A Dataset of Brazilian Portuguese Clinical Notes for Anaphylaxis Detection
Summary
A new dataset of Brazilian Portuguese clinical notes has been developed to facilitate automatic detection of anaphylaxis using Natural Language Processing (NLP). This corpus, comprising 969 clinical narratives, was annotated by allergists for the presence or absence of anaphylaxis, adhering to established clinical diagnostic criteria. The notes were sourced from three distinct origins: clinician-authored synthetic scenarios, medical literature case reports rewritten by specialists, and de-identified notes from the SemClinBr corpus. Reflecting a realistic prevalence of approximately 5% positive cases, the dataset aims to support large-scale analysis of health records and retrospective clinical research. It is designed as a reusable resource for Portuguese clinical NLP, enabling future work in document classification, information extraction, and language modeling within the medical domain.
Key takeaway
For NLP Engineers developing clinical applications in Portuguese, this new anaphylaxis detection dataset offers a critical resource. You should integrate this corpus to train and evaluate models for document classification and information extraction, ensuring your systems reflect realistic clinical prevalence and diagnostic criteria. This can significantly advance the accuracy and utility of your medical NLP solutions.
Key insights
A new Brazilian Portuguese clinical note dataset enables NLP-driven anaphylaxis detection for research and health record analysis.
Principles
- High-quality labeled corpora are essential for clinical NLP.

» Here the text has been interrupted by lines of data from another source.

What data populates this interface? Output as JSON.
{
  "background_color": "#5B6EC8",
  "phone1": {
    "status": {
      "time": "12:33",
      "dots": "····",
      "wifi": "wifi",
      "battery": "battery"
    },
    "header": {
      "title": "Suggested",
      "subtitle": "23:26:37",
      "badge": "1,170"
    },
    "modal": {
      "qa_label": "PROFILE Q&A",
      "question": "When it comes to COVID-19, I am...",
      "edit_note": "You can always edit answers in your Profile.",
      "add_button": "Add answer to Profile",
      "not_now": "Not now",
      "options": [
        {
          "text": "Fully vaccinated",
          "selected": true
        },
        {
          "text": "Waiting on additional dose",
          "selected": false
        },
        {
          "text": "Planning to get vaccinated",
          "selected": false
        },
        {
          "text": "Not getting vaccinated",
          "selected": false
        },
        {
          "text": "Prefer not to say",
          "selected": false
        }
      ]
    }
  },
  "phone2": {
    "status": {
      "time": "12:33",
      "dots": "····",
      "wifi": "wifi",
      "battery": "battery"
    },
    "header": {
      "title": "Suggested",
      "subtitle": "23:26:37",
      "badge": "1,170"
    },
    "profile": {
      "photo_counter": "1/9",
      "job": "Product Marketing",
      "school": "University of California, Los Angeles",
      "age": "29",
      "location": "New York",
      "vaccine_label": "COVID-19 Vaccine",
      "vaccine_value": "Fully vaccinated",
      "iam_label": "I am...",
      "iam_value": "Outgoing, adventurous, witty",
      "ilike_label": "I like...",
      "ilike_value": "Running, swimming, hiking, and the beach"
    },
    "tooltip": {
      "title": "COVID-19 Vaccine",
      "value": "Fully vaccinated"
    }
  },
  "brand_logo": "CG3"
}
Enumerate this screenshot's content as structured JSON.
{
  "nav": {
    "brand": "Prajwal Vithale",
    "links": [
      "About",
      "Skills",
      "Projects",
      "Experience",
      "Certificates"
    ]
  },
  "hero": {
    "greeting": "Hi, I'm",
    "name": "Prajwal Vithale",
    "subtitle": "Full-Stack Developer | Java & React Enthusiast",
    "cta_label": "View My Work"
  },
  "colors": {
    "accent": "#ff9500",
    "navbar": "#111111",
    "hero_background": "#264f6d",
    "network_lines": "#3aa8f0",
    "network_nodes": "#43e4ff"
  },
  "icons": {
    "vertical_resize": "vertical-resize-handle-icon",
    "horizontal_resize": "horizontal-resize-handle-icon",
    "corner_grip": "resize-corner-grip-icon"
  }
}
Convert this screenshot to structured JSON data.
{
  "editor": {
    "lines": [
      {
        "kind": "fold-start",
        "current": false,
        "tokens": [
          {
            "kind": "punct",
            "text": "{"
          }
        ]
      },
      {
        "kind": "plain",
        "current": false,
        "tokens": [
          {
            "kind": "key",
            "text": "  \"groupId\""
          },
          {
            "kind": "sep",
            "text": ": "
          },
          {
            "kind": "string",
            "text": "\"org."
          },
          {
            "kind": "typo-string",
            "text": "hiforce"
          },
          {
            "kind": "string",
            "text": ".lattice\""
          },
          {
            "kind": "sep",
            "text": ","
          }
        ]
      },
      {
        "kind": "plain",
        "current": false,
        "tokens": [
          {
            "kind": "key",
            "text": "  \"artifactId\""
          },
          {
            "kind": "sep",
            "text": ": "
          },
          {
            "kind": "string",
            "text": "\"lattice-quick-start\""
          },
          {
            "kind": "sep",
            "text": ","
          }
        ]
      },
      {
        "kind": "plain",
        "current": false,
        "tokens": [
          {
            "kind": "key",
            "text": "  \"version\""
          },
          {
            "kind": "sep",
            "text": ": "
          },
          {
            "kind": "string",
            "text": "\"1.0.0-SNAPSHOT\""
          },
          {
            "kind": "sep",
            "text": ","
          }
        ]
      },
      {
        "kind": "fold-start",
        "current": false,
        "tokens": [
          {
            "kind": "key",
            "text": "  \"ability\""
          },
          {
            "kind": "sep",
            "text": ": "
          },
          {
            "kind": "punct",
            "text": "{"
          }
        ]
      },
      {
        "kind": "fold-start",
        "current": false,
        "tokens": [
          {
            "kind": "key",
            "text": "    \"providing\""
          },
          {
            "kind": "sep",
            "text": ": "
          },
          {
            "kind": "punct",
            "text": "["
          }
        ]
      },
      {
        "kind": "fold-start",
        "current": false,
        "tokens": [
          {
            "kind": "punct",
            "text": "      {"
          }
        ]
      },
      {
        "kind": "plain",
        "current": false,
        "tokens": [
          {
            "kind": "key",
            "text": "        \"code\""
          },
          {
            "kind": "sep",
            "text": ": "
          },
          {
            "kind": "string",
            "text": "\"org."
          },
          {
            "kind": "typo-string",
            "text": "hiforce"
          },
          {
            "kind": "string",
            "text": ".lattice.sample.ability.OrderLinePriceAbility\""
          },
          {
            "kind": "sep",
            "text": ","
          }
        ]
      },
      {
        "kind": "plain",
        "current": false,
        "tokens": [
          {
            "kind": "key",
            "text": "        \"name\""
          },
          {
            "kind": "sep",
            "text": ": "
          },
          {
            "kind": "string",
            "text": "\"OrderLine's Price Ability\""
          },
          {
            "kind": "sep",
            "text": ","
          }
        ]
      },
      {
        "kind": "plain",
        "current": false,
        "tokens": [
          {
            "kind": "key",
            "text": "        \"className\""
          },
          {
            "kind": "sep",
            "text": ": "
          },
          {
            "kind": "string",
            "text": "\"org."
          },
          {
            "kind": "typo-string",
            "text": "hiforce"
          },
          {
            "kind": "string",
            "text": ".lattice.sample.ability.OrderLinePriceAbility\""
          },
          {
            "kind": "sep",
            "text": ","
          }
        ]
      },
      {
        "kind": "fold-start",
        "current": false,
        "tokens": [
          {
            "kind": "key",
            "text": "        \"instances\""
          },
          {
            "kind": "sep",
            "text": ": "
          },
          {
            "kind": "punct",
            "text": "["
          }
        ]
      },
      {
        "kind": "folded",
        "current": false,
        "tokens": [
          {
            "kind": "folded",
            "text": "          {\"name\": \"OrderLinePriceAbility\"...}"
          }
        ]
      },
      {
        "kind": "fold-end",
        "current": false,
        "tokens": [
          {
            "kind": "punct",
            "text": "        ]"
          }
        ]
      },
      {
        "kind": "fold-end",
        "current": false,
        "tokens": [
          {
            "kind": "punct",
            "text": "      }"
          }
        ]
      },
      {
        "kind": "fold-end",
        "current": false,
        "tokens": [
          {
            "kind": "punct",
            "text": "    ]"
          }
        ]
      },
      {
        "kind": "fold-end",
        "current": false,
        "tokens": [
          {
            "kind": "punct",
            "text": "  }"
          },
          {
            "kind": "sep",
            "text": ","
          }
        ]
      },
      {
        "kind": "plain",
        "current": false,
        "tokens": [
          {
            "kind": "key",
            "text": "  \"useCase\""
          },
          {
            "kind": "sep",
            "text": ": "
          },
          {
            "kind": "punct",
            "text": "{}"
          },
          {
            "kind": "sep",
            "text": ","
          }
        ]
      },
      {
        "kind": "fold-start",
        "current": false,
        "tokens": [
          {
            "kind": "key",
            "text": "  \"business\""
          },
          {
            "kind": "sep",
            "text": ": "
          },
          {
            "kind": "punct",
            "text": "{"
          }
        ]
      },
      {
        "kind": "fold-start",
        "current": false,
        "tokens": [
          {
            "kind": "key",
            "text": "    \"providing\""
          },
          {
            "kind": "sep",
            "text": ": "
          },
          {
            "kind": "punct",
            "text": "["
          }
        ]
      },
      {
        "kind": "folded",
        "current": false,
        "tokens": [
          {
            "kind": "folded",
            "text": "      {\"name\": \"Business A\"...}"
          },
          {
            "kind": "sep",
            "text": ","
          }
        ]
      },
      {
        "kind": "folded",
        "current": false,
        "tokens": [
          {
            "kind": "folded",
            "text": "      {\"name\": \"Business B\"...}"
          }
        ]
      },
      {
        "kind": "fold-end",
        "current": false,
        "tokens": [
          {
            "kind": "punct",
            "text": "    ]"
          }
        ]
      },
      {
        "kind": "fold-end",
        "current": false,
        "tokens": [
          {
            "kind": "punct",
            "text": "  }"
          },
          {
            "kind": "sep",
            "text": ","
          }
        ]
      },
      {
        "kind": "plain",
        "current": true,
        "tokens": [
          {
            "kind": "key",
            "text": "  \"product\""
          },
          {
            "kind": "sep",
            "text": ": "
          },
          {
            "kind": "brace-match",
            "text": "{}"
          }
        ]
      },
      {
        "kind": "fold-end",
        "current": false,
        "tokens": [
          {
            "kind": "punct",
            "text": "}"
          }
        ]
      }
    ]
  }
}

- Realistic prevalence conditions enhance dataset utility.
Method
Clinical notes from synthetic scenarios, rewritten case reports, and de-identified SemClinBr data were annotated by allergists using established diagnostic criteria.
In practice
- Use for document classification of clinical notes.
- Apply to information extraction tasks in medical text.
- Support language modeling in the clinical domain.
Topics
- Anaphylaxis Detection
- Clinical NLP
- Brazilian Portuguese
- Medical Text Annotation
- Clinical Notes Dataset
Best for: NLP Engineer, AI Scientist, Research Scientist
Related on AIssential
Editorial summary, takeaway, and curation by AIssential. Original article published by Paper Index on ACL Anthology.